Tokoh dunia IT Indonesia, Ismail Fahmi, melihat efek Bjorka telah mendorong kesadaran semua orang Indonesia soal keamanan data, terutama pentingnya Rancangan Undang-undang Perlindungan Data Pribadi (PDP). Selama ini, sebelum Bjorka muncul pun sudah terbukti soal keamanan data Indonesia masih sangat payah. “Tapi thanks ke Bjorka, bikin kesadaran atas PDP jd meningkat,” tulis Ismail.

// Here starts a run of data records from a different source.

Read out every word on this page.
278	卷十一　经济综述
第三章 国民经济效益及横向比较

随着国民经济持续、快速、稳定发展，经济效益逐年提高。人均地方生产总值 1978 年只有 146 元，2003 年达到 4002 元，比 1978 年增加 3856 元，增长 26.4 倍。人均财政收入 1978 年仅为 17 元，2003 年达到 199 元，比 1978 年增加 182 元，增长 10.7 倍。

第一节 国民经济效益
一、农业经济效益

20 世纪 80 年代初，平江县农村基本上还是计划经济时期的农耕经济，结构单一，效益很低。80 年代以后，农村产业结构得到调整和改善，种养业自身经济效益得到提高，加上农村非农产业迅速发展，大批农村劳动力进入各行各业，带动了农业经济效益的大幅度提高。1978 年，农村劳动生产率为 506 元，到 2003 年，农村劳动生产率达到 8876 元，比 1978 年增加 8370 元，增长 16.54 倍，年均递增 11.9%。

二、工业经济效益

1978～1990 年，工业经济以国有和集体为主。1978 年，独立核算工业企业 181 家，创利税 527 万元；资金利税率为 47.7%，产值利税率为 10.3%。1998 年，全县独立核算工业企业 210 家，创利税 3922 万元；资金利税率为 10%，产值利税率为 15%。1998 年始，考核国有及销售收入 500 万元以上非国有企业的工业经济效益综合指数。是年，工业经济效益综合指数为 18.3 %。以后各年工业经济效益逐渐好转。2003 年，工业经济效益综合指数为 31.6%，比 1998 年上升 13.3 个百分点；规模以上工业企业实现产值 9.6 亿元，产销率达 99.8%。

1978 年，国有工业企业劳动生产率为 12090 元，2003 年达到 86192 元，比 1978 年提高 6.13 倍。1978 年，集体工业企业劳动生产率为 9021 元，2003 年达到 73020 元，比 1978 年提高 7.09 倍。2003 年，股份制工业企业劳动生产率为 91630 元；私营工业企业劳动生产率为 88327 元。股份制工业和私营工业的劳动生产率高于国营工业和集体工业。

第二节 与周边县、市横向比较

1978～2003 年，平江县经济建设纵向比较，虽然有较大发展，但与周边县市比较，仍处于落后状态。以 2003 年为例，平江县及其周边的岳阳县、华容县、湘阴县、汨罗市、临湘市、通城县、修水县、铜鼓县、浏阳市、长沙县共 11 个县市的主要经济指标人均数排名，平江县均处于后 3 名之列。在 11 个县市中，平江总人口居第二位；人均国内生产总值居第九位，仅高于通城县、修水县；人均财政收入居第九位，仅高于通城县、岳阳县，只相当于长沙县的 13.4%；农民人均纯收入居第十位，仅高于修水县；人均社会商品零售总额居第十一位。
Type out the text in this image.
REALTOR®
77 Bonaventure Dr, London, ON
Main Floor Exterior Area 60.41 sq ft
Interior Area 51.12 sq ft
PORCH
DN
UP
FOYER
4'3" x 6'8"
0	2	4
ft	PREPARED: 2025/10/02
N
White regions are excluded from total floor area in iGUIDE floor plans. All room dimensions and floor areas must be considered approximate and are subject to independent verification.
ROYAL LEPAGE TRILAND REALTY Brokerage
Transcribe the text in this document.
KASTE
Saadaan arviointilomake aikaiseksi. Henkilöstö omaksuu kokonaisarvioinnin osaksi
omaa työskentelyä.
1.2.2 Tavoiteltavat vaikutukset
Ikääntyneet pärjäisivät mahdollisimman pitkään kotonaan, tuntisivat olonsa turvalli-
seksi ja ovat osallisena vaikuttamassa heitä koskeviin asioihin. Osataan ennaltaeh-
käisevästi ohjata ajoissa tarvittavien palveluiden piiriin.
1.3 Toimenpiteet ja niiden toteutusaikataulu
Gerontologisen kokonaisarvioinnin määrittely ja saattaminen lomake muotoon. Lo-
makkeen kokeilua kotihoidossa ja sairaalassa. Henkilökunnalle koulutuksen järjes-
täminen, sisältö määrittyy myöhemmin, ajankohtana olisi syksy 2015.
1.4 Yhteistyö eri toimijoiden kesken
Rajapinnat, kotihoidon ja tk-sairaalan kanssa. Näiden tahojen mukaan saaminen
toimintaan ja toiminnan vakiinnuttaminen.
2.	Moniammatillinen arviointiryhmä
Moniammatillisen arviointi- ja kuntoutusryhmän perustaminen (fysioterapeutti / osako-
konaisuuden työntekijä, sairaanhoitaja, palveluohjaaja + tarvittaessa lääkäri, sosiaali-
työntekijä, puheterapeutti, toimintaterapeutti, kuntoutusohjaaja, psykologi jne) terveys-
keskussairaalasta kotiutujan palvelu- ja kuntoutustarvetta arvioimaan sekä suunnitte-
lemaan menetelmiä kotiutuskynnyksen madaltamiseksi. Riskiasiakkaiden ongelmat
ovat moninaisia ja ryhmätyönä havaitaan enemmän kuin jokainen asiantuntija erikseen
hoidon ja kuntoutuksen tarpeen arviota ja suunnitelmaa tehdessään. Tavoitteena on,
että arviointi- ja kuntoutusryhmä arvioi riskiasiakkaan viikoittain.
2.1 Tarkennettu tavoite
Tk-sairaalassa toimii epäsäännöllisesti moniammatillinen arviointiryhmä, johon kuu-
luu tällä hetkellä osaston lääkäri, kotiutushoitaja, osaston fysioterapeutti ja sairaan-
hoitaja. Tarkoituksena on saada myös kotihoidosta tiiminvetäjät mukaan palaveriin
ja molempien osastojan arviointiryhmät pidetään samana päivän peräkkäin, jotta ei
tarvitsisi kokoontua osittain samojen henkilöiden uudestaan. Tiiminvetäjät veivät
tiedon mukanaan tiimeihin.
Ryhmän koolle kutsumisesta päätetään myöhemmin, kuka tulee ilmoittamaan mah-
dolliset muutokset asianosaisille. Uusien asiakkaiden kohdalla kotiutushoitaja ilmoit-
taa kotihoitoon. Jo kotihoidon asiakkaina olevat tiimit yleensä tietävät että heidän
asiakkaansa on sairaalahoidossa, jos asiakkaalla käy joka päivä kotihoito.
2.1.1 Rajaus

Barangkali, terlalu jauh dan Sophisticated binti Rumit bila Anda berpikir semua ini semata urusan teknis IT dan kelindan teknologi masa depan. Ini hanya soal purba yang telah dikumandangkan di awal peradaban. Tentang kuasa rakyat atau respublika yang semakin tinggal jargon. Tentang rakyat yang merasa hajat hidup dan kepentingan perut mereka kian terpinggirkan oligarki dan para MNC raksasa.
Mungkin, ini pula saatnya kita semua lebih fokus merenungkan pernyataan Bjorka di tengah segala rasa malu yang ia timbulkan kepada kita semua. “This is a new era to demonstrate differently. Nothing would change if fools were still given enormous power…” [dsy]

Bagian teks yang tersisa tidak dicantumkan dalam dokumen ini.